Once again, thousands of students and guests descended on Palmer Street for the biggest street fest of the year. They drank heavily, irritated police and set fire to furniture in the street. Now, the student body must consider the repercussions.
Students have cemented a reputation of destructive behavior at street fests, and the city will treat us accordingly. After a few years with relatively relaxed police enforcement, local officers will patrol these parties anticipating a riot. City Council will continue passing laws that single out students, such as the noise ordinance. Mayor Paul Wiehl - soon seeking re-election in a town where few students vote - will likely encourage both.
But now, students have no room to complain.
It's time we look forward.
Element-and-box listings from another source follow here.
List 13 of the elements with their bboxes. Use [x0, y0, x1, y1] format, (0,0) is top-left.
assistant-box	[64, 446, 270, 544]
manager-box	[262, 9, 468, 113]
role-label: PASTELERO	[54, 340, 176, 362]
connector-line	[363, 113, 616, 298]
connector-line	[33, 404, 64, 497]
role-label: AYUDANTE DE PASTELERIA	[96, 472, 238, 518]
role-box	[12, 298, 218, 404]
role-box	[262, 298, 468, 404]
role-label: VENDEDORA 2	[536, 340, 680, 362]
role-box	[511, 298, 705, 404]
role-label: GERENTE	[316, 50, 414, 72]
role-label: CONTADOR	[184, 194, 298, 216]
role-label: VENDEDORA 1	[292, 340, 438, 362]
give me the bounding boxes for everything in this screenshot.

Next weekend is Mill Fest, the last street festival of the year. With such a long street dispersing partiers, it's typically been one of the calmer fests in the past. This is a great opportunity to show the city we can responsibly enjoy ourselves without setting fires in the street and placing an undue burden on Athens.
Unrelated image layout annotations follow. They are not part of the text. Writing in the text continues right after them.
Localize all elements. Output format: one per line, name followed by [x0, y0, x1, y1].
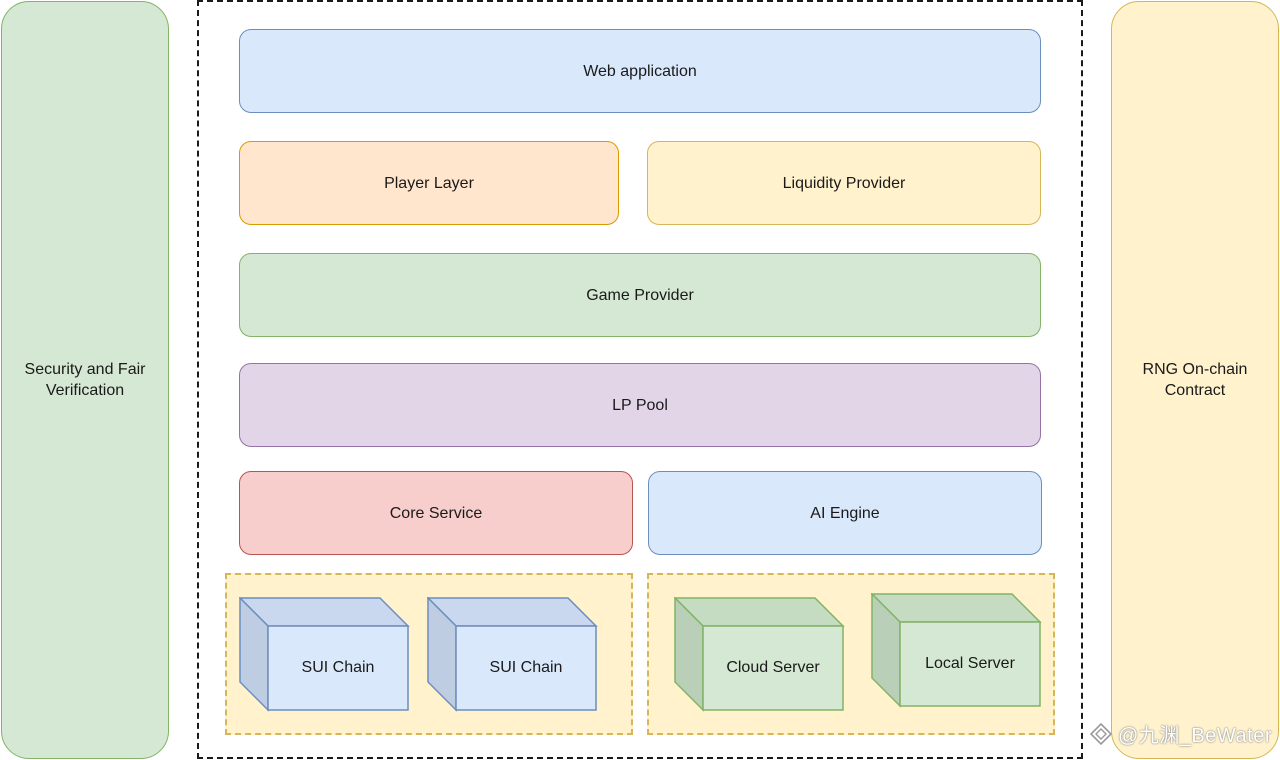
security-fair-verification-pillar: Security and Fair Verification — [1, 1, 169, 759]
watermark: @九渊_BeWater — [1090, 719, 1272, 748]
web-application-label: Web application — [583, 62, 697, 80]
lp-pool-layer: LP Pool — [239, 363, 1041, 447]
local-server-node-cube — [871, 593, 1042, 708]
ai-engine-layer: AI Engine — [648, 471, 1042, 555]
system-boundary-frame — [197, 0, 1083, 759]
rng-onchain-contract-pillar: RNG On-chain Contract — [1111, 1, 1279, 759]
cloud-server-node-cube — [674, 597, 845, 712]
core-service-label: Core Service — [389, 504, 483, 522]
game-provider-label: Game Provider — [586, 286, 694, 304]
liquidity-provider-layer: Liquidity Provider — [647, 141, 1041, 225]
player-layer: Player Layer — [239, 141, 619, 225]
player-layer-label: Player Layer — [384, 174, 474, 192]
liquidity-provider-label: Liquidity Provider — [782, 174, 906, 192]
cloud-server-node-label: Cloud Server — [726, 659, 820, 676]
sui-chain-node-label: SUI Chain — [301, 659, 375, 676]
web-application-layer: Web application — [239, 29, 1041, 113]
core-service-layer: Core Service — [239, 471, 633, 555]
sui-chain-node-cube — [239, 597, 410, 712]
ai-engine-label: AI Engine — [810, 504, 880, 522]
watermark-logo-icon — [1090, 722, 1112, 745]
lp-pool-label: LP Pool — [612, 396, 668, 414]
local-server-node-label: Local Server — [925, 655, 1015, 672]
sui-chain-node-cube — [427, 597, 598, 712]
watermark-text: @九渊_BeWater — [1118, 725, 1272, 747]
rng-pillar-label: RNG On-chain Contract — [1142, 361, 1248, 399]
security-pillar-label: Security and Fair Verification — [24, 361, 146, 399]
game-provider-layer: Game Provider — [239, 253, 1041, 337]
sui-chain-node-label: SUI Chain — [489, 659, 563, 676]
Students must prove they can be responsible because it seems one of these fests will eventually end with someone seriously hurt or killed. Thousands of drunken and belligerent people gathered in a small area is a recipe for disaster - especially if one person pushes a police officer's horse too far. We are all lucky this has not yet happened.
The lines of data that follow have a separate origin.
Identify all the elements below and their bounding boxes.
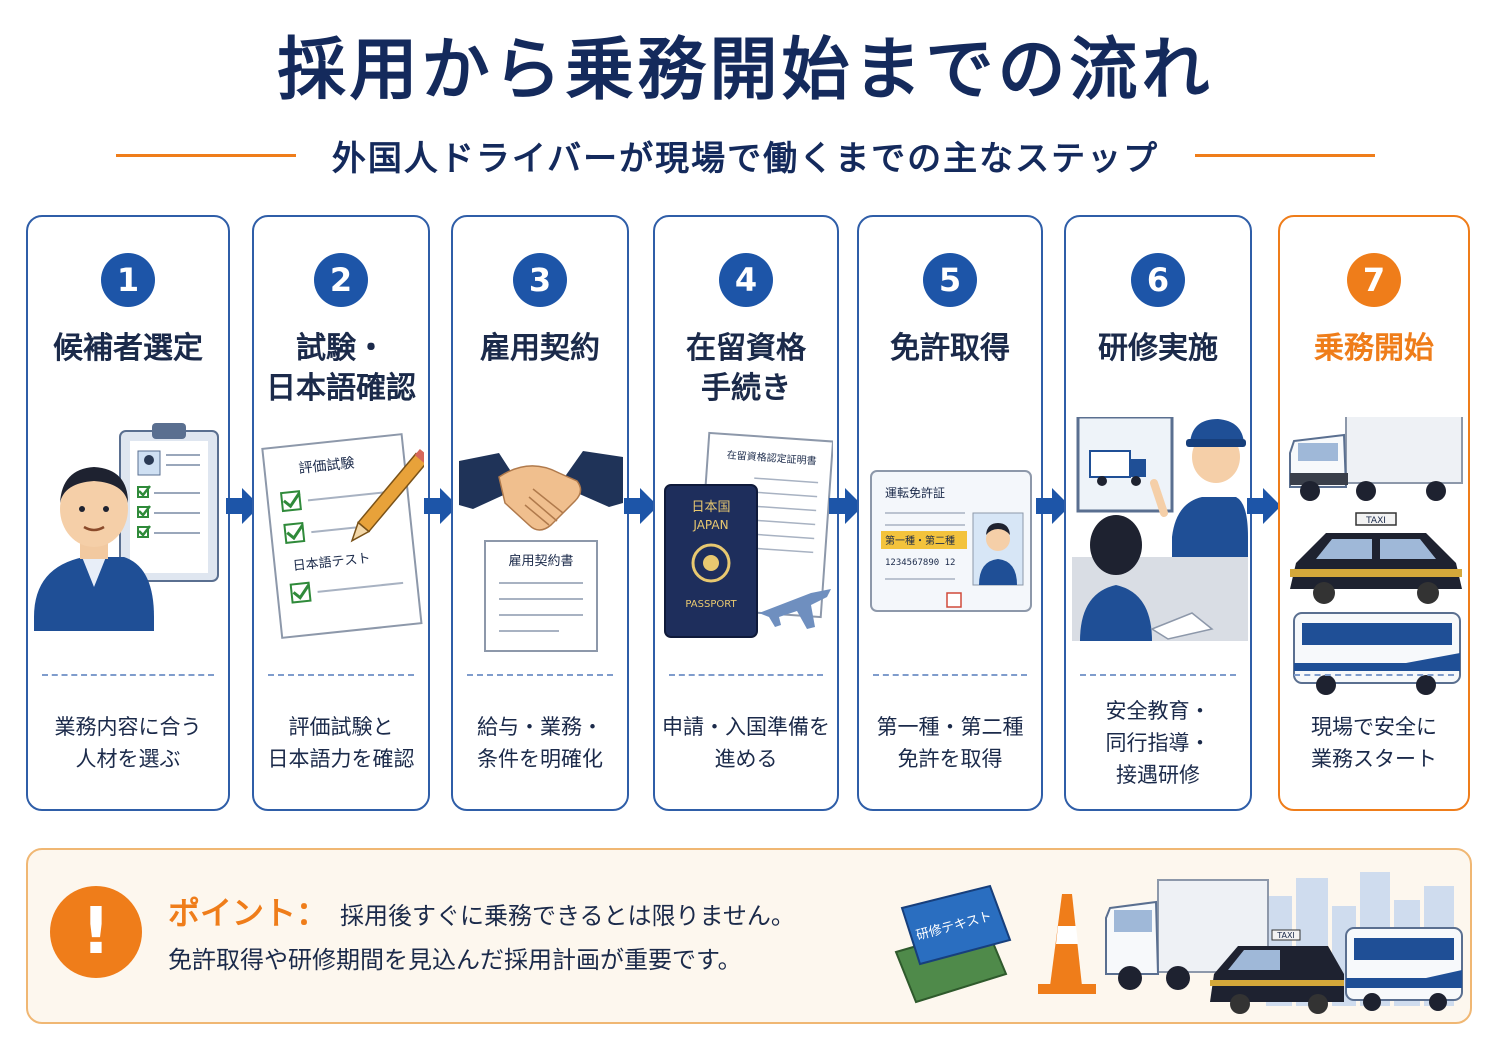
arrow-right-icon (829, 488, 863, 524)
svg-text:日本国: 日本国 (691, 500, 730, 515)
svg-text:運転免許証: 運転免許証 (885, 485, 945, 500)
card-divider (1294, 674, 1454, 676)
vehicles-icon: TAXI (1286, 404, 1463, 695)
step-number-badge: 6 (1131, 253, 1185, 307)
subtitle-rule-left (115, 153, 296, 157)
step-card-3: 3 雇用契約 雇用契約書 給与・業務・ 条件を明確化 (451, 215, 629, 811)
arrow-right-icon (1036, 488, 1070, 524)
page-subtitle: 外国人ドライバーが現場で働くまでの主なステップ (331, 138, 1160, 179)
taxi-icon: TAXI (1290, 512, 1462, 604)
point-illustration: 研修テキスト TAXI (866, 856, 1466, 1018)
point-box: ! ポイント：採用後すぐに乗務できるとは限りません。 免許取得や研修期間を見込ん… (26, 848, 1472, 1024)
step-number-badge: 7 (1347, 253, 1401, 307)
svg-text:評価試験: 評価試験 (298, 455, 355, 477)
svg-text:第一種・第二種: 第一種・第二種 (885, 534, 955, 547)
arrow-right-icon (424, 488, 458, 524)
step-number-badge: 3 (513, 253, 567, 307)
step-description: 現場で安全に 業務スタート (1311, 715, 1437, 771)
svg-text:JAPAN: JAPAN (692, 518, 728, 532)
step-title: 乗務開始 (1314, 331, 1434, 366)
card-divider (873, 674, 1027, 676)
step-title: 雇用契約 (480, 331, 600, 366)
step-number-badge: 4 (719, 253, 773, 307)
truck-icon (1105, 879, 1269, 990)
step-title: 研修実施 (1098, 331, 1218, 366)
svg-text:PASSPORT: PASSPORT (685, 599, 737, 610)
step-card-7: 7 乗務開始 TAXI (1278, 215, 1470, 811)
step-description: 業務内容に合う 人材を選ぶ (54, 715, 202, 771)
subtitle-rule-right (1195, 153, 1376, 157)
passport-icon: 在留資格認定証明書 日本国 JAPAN PASSPORT (661, 417, 835, 655)
bus-icon (1293, 612, 1461, 695)
handshake-icon: 雇用契約書 (459, 417, 623, 655)
exclamation-icon: ! (50, 886, 142, 978)
point-label: ポイント： (168, 894, 329, 932)
traffic-cone-icon (1038, 894, 1096, 994)
step-description: 給与・業務・ 条件を明確化 (477, 715, 603, 771)
step-description: 安全教育・ 同行指導・ 接遇研修 (1105, 699, 1211, 787)
svg-text:TAXI: TAXI (1276, 931, 1295, 940)
arrow-right-icon (624, 488, 658, 524)
step-card-4: 4 在留資格 手続き 在留資格認定証明書 日本国 JAPAN PASSPORT … (653, 215, 839, 811)
step-card-2: 2 試験・ 日本語確認 評価試験 日本語テスト (252, 215, 431, 811)
card-divider (669, 674, 823, 676)
step-title: 在留資格 手続き (686, 331, 806, 406)
svg-text:雇用契約書: 雇用契約書 (508, 553, 573, 569)
svg-text:1234567890 12: 1234567890 12 (885, 558, 955, 568)
step-description: 評価試験と 日本語力を確認 (267, 715, 415, 771)
taxi-icon: TAXI (1210, 929, 1344, 1014)
subtitle-row: 外国人ドライバーが現場で働くまでの主なステップ (0, 128, 1491, 182)
step-title: 免許取得 (890, 331, 1010, 366)
step-description: 申請・入国準備を 進める (662, 715, 830, 771)
truck-icon (1289, 404, 1463, 501)
arrow-right-icon (226, 488, 260, 524)
training-icon (1072, 415, 1248, 655)
step-title: 候補者選定 (53, 331, 203, 366)
arrow-right-icon (1247, 488, 1281, 524)
step-number-badge: 2 (314, 253, 368, 307)
step-number-badge: 1 (101, 253, 155, 307)
exam-sheet-icon: 評価試験 日本語テスト (260, 417, 431, 655)
step-card-5: 5 免許取得 運転免許証 第一種・第二種 1234567890 12 第一種・第… (857, 215, 1043, 811)
license-card-icon: 運転免許証 第一種・第二種 1234567890 12 (865, 417, 1035, 655)
candidate-clipboard-icon (34, 417, 222, 655)
point-line-1: ポイント：採用後すぐに乗務できるとは限りません。 (168, 894, 795, 932)
step-card-1: 1 候補者選定 (26, 215, 230, 811)
step-title: 試験・ 日本語確認 (266, 331, 416, 406)
step-card-6: 6 研修実施 安全教育・ 同行指導・ 接遇研修 (1064, 215, 1252, 811)
card-divider (42, 674, 214, 676)
point-line-2: 免許取得や研修期間を見込んだ採用計画が重要です。 (168, 946, 742, 974)
step-description: 第一種・第二種 免許を取得 (876, 715, 1024, 771)
textbook-icon: 研修テキスト (894, 884, 1012, 1004)
card-divider (1080, 674, 1236, 676)
step-number-badge: 5 (923, 253, 977, 307)
page-title: 採用から乗務開始までの流れ (277, 31, 1214, 110)
card-divider (467, 674, 613, 676)
card-divider (268, 674, 414, 676)
svg-text:TAXI: TAXI (1365, 516, 1386, 526)
bus-icon (1345, 927, 1463, 1011)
Every year, Ohio University students on a few streets open up their houses to guests who are hoping to make this fest bigger than the last one. With those students providing free alcohol to most strangers who show up, the fests take a turn for the worse come evening. Thousands of people screaming and cheering by these fires certainly does not help.
It might be a few people who are solely responsible for turning these fests violent, but all students must now live with the reputation or help change it.
Editorials represent the majority opinion of The Post's executive editors.